[
Lists Home |
Date Index |
Thread Index
]
- To: xml-dev <xml-dev@lists.xml.org>
- Subject: Can you stand yet another SOAP-RPC vs HTTP GET question?
- From: Mike Champion <mc@xegesis.org>
- Date: Fri, 19 Apr 2002 22:08:13 -0400
I asked the Google Web API people why they didn't just offer a simple HTTP GET of an XML
result. The (FAQ, I think) response was: "We chose to deliver Google Web APIs via SOAP
because we believe that the SOAP developer tools make Google Web APIs accessible to a broad
developer community." OK, fair enough ... if we were talking about some complicated
interface. But we're talking about generating very simple URIs for 99% of what people do with
Google.
For example, one question I ponder frequently "is the world run by knaves or fools" is simple
to pose to the Google URI interface:
http://www.google.com/search?q=is+the+world+run+by+knaves+or+fools All I want is the option
to get the result in XML
http://www.google.com/search?q=is+the+world+run+by+knaves+or+fools&r=xml
Every language I use has a URL library and a string manipulation library, and it would be easy
to take an arbitrary query string, generate such a URI, do a GET on it, and parse the XML
response. Wrap up this logic in a simple API! How much broader a developer community could
they want?. One could easily add some options such as quoting the whole phrase, or whatever.
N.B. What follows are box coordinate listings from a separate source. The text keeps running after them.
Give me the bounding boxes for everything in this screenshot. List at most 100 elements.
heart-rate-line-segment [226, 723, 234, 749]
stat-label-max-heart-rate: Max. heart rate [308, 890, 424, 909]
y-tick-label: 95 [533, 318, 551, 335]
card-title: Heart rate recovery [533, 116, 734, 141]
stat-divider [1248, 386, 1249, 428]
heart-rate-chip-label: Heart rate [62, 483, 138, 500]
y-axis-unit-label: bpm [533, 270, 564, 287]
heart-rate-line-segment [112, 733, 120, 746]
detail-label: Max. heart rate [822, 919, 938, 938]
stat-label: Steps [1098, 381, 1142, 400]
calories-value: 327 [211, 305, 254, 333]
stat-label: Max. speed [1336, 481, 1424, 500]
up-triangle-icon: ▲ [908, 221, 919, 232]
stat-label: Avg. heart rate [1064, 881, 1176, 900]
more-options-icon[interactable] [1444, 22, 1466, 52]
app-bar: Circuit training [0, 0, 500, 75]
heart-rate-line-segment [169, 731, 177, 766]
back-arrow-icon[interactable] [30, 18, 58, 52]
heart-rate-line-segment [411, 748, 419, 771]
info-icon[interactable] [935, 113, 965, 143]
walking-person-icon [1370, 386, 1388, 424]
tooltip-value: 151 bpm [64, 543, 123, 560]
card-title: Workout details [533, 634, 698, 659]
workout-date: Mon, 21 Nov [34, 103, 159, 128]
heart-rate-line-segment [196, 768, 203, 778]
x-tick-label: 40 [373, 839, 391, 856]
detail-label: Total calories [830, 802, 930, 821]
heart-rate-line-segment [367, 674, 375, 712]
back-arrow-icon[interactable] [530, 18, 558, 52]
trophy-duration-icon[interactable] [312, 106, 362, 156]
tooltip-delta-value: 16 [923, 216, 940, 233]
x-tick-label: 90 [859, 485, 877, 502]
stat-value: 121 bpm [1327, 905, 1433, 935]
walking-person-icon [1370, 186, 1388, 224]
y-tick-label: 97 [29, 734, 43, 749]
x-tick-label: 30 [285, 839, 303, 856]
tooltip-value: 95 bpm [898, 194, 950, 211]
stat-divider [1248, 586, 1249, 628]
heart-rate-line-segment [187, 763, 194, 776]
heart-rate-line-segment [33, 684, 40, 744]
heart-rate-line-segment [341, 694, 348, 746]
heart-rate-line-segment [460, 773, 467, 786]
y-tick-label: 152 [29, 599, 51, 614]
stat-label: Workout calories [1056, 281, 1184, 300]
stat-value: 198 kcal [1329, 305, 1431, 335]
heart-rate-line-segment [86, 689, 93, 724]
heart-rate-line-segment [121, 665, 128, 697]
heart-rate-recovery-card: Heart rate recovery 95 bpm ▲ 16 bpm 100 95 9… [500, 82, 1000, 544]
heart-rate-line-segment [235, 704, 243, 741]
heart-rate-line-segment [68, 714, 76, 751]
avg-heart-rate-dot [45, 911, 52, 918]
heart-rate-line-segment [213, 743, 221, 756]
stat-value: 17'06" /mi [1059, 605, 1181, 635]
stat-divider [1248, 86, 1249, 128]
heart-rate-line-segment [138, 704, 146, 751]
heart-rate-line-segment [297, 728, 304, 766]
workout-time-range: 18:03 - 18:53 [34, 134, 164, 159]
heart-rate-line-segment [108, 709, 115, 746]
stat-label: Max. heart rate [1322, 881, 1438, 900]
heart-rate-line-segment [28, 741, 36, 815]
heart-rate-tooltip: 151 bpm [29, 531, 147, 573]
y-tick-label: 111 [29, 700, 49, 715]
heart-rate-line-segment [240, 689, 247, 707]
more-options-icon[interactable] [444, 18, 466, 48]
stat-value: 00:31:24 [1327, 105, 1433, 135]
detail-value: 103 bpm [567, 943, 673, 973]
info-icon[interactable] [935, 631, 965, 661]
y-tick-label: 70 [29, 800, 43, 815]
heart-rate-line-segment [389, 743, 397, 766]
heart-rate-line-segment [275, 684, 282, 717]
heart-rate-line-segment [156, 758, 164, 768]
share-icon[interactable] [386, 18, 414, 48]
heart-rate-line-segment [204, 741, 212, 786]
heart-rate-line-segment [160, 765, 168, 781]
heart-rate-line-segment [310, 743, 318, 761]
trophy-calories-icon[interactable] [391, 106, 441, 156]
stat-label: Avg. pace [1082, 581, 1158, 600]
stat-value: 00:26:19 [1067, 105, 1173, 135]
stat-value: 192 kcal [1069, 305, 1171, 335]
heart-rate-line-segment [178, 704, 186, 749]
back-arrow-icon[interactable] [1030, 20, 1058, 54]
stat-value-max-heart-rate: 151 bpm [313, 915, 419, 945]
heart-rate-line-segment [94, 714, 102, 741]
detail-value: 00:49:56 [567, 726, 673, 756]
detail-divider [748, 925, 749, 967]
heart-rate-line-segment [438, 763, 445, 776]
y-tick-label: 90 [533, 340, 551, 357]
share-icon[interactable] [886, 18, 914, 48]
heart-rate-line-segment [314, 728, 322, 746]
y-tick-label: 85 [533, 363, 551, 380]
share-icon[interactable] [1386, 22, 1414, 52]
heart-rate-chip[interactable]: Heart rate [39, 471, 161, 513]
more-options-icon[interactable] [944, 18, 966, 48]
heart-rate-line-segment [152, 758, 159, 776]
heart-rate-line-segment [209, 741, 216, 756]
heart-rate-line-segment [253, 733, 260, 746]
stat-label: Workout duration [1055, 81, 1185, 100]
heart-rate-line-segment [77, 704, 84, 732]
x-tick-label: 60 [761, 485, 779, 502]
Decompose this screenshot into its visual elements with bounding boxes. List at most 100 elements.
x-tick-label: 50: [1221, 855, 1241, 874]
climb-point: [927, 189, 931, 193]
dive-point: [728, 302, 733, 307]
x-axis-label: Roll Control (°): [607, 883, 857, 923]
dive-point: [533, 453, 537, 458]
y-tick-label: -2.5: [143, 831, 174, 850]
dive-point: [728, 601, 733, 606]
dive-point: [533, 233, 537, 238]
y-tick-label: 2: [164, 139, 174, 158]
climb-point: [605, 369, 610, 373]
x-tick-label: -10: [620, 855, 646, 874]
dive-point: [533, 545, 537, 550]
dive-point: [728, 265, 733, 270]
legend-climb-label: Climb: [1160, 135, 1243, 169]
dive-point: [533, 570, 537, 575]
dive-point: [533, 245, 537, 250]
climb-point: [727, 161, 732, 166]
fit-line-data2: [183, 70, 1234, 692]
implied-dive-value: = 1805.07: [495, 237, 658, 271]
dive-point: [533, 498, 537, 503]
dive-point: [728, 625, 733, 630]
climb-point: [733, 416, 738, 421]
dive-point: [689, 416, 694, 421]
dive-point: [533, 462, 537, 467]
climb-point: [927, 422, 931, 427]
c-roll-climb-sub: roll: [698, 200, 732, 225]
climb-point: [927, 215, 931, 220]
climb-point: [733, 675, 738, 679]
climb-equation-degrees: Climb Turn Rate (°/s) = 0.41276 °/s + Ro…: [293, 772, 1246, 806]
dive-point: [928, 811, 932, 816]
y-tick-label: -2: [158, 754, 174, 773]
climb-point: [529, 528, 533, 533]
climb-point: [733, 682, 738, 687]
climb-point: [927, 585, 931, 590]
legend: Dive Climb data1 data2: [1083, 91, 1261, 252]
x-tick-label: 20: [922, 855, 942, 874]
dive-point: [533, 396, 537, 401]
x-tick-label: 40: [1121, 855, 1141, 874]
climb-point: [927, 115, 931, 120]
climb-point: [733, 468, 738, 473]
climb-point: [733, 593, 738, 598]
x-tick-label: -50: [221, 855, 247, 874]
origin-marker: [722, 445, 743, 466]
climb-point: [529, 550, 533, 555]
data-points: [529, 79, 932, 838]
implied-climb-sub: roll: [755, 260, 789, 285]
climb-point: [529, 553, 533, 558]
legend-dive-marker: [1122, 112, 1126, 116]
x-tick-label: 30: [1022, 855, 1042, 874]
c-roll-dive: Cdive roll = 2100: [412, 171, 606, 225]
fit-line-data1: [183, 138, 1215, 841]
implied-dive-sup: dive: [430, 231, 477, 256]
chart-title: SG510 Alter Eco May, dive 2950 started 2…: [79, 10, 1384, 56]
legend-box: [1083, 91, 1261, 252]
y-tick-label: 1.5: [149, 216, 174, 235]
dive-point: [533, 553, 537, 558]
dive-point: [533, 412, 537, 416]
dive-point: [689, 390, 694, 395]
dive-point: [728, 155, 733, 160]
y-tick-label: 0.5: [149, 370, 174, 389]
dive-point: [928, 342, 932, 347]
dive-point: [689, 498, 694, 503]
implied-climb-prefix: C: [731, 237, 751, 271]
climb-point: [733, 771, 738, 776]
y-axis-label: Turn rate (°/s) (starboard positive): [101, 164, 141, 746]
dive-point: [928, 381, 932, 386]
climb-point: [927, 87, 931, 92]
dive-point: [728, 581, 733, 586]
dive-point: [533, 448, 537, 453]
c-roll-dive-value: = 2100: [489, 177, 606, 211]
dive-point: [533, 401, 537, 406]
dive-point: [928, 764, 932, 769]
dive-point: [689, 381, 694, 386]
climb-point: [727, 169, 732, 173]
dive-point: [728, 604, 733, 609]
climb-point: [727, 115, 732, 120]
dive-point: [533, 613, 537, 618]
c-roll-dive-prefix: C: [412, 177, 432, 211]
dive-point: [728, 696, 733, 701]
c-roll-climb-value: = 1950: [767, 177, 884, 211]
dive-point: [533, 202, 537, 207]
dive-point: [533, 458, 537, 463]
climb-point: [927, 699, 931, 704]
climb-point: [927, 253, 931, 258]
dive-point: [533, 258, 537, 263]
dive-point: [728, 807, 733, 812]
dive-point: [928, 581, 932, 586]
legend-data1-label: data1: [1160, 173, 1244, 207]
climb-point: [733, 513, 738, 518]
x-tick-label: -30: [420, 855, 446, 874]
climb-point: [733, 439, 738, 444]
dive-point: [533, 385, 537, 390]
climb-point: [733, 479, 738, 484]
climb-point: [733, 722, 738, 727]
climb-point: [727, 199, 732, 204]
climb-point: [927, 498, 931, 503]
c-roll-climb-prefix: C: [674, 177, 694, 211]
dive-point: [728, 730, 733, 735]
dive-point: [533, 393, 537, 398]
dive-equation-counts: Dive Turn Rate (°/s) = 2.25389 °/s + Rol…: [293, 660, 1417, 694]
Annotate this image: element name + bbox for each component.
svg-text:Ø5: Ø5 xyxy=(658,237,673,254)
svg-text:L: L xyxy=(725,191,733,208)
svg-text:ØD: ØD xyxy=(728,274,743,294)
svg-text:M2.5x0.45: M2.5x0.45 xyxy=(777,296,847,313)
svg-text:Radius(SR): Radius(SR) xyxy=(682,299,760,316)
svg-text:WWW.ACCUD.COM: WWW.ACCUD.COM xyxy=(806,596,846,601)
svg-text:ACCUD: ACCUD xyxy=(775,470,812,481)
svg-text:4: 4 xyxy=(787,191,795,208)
Granted, this only scratches the surface of what the Google API can do, but then again 99% of
the user's won't do anything more sophisticated (IMHO, anyway). A general URI interface would
be at least as complex as the SOAP API, but that would be pointless -- SOAP RPC is good for
representing arbitrary, complex argument lists, and few would object to having that as an
option. I just resent having the complex, general solution forced on me (assuming I want to
access Google from a program) for simple everyday things.
So, what am I missing here? I feel like I've gone senile or something. [Back in mah day,
Sonny, we had to concatenate strings by hand to build URIs, we didn't have no fancy GUI's to
generate WSDL to input to a binder to generate SOAP messages like you young whippersnappers
are usin'] Do most people in the "broad developer community REALLY want to jump through hoops
to avoid having to think about URIs? Or is this example (involving all strings rather than a
mix of strings and integers and structures) just so much more trivial than the "typical" SOAP-
RPC problem that it's not worth thinking about?